In his seminal book “Antifragile – Things that gain from disorder” N.N. Taleb makes some bold statements derived from a risk based view of the world. In this series we want to look at some of his claims from a software development perspective.
While I discussed the Problem with Size in my first post, the second part now covers efficiency, optimisation and redundancy.
The trade-off between redundancy and efficiency is one of the key aspects of the book. According to Mr. Taleb:
“A central problem of the world today is the misunderstanding of nonlinear response by those involved in creating ‘efficiencies’ and ‘optimization’ of systems.”
He repeatedly argues to introduce more redundancy to reduce fragility:
“Layers of redundancy are the central risk management property of natural systems.”
“Redundancy is ambiguous because it seems like a waste if nothing unusual happens. Except that something unusual happens — usually.”
The trade-off between redundancy and efficiency is present in software engineering, too. Especially in two fields. The first field is process and people and the second field is the design and architecture of the systems we build.
Process and People
It might be highly efficient when every developer in a team is developing its own part of the system. She will know her part extremely well and will be able to add new features very quickly. However, with such a setup, the bus factor is very small, just one. Consequently, this means that if she quits for whatever reason, the project will be slowed down dramatically or even stopped. There is no one else who knows her part of the system.
Adding redundancy and thus increasing the bus factor can be done in several ways, e.g. by implementing a collective code ownership, code reviews or pair programming. Each of these strategies has some cost but considering the mitigation of risks it can really pay off.
Horizontal Teams vs Vertical Teams
A similar issue arises when the project is large enough to be developed by multiple teams. How these teams are split across the system architecture is crucial. Having a vertical splitting, e.g. a database team, a backend team and a frontend team might be very efficient at first sight. However, these teams are highly dependent on each other and thus fragile. It is typically better to remove these dependencies by building cross functional feature teams that are able to develop features across all layers of the architecture.

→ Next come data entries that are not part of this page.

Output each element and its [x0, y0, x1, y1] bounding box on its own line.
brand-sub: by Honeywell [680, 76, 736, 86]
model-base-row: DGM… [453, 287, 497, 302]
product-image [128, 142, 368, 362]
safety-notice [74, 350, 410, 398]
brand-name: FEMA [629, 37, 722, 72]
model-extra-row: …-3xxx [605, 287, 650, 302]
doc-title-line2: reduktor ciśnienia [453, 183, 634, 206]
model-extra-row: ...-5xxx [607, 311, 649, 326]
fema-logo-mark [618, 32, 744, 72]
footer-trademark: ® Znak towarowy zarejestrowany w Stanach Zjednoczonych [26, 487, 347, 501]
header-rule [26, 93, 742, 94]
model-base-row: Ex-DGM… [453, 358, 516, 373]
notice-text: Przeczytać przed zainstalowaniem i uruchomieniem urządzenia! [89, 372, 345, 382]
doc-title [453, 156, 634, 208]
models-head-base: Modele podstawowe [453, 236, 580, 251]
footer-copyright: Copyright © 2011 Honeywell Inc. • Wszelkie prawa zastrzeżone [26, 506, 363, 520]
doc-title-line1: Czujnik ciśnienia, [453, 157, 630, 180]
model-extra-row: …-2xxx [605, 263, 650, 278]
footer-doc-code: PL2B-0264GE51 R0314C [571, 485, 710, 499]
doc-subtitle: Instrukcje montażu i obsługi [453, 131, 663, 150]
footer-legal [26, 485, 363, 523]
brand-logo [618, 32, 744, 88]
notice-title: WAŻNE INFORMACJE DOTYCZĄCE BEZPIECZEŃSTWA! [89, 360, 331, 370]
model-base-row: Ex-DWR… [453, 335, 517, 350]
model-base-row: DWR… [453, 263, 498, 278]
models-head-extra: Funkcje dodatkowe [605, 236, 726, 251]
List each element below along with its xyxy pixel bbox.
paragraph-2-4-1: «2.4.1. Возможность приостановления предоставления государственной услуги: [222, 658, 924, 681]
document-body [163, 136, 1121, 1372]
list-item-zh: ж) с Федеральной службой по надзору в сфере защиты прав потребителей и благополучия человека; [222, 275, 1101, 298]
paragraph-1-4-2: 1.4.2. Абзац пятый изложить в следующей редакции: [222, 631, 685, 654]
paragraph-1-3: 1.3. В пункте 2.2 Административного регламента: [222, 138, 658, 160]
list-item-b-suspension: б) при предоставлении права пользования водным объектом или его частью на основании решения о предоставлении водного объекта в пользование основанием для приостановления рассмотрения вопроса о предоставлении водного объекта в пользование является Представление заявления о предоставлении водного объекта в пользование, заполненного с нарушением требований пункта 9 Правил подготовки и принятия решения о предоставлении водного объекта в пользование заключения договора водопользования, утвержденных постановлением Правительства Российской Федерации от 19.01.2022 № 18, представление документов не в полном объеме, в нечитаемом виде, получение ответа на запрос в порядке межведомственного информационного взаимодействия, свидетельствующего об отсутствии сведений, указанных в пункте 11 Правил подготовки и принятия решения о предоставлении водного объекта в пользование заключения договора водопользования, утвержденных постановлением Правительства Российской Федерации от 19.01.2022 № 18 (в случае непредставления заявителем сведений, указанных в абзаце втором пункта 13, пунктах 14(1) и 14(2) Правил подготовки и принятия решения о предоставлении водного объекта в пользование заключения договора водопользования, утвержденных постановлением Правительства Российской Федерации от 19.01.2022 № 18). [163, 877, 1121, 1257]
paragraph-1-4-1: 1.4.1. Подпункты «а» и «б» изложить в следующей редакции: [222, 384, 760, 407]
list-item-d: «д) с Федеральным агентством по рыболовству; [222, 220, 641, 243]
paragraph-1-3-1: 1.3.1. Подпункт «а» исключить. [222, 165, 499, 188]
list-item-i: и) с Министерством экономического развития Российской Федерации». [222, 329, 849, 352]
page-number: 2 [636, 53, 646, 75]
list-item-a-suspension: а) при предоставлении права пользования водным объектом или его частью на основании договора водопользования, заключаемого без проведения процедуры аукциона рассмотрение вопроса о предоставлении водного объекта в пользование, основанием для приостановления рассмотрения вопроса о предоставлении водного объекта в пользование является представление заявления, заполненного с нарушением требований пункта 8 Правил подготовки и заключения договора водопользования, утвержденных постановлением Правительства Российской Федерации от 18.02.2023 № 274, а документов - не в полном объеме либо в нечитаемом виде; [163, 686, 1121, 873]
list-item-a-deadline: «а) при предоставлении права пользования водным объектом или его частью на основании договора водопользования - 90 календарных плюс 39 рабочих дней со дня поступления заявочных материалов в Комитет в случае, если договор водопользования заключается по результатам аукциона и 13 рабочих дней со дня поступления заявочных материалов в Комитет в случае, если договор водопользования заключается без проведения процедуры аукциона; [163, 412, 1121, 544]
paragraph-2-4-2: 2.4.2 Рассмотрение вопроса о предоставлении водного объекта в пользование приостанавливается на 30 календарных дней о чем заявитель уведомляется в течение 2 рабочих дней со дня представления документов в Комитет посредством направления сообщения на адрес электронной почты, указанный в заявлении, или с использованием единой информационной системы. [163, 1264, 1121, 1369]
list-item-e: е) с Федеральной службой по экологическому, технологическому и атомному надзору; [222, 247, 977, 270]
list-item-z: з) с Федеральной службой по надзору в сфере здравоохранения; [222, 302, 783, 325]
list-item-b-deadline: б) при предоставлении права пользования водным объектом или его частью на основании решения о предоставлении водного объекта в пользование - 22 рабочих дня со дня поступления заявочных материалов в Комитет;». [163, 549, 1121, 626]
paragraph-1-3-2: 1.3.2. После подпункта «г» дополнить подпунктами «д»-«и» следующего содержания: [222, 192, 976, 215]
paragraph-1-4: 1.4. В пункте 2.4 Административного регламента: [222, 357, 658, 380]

On the architecture level there are several techniques to build redundancy into our systems to reduce the risk of outages. All these techniques come at the cost of efficiency, either performance, compute units, or storage space. Sometimes we are forced to optimise our system, e.g. by implementing caching, which on the other hand increases the risk of failures.
Horizontal scaling, stateless systems
A crucial point to add redundancy is to keep shared state as small as possible and not to store it in the service layer. Thus, we build stateless web servers that can be easily scaled horizontally. If one of the server crashes, another server can continue to handle the requests of the client.
However, hardly any system is completely stateless. Typically, there is a database that is responsible for keeping the current state of the system. To avoid the single point of failure we build in data redundancy by storing the data among multiple database servers (e.g. based on a master-slave model). This typically comes at a cost of write performance. On a lower level we implement data redundancy by using RAIDs. On purpose we buy more disks than necessary to be able to recover data when a disk crashes.
Caching is a typical optimisation done in software systems to increase performance by distributing state. However, caching can lead to serious bugs when the underlying data changes. Those kinds of bugs are typically very hard to find. One way to mitigate the risk is to be able to turn off all caching in a system and assuring that the bug does not occur anymore when no caching is done.
Avoid vendor lock-ins
“The notion of efficiency becomes quite meaningless on its own. If a gambler has a risk of terminal blowup (losing back everything), the ‘potential returns’ of his strategy are totally inconsequential.”
A software system dependent of a specific vendor always bears the risk of “terminal blowup”. For example if the vendor decides to change legal conditions, discontinues the maintenance of the software or hardware we are dependent on, or if the vendor itself is blown up.
A way to mitigate the risk is to use clean boundaries as stated in “Clean Code” by Robert C. Martin: “We should avoid letting too much of your code know about the third party particulars. It is better to depend on something you control than on something you don’t control, lest it end up controlling you.”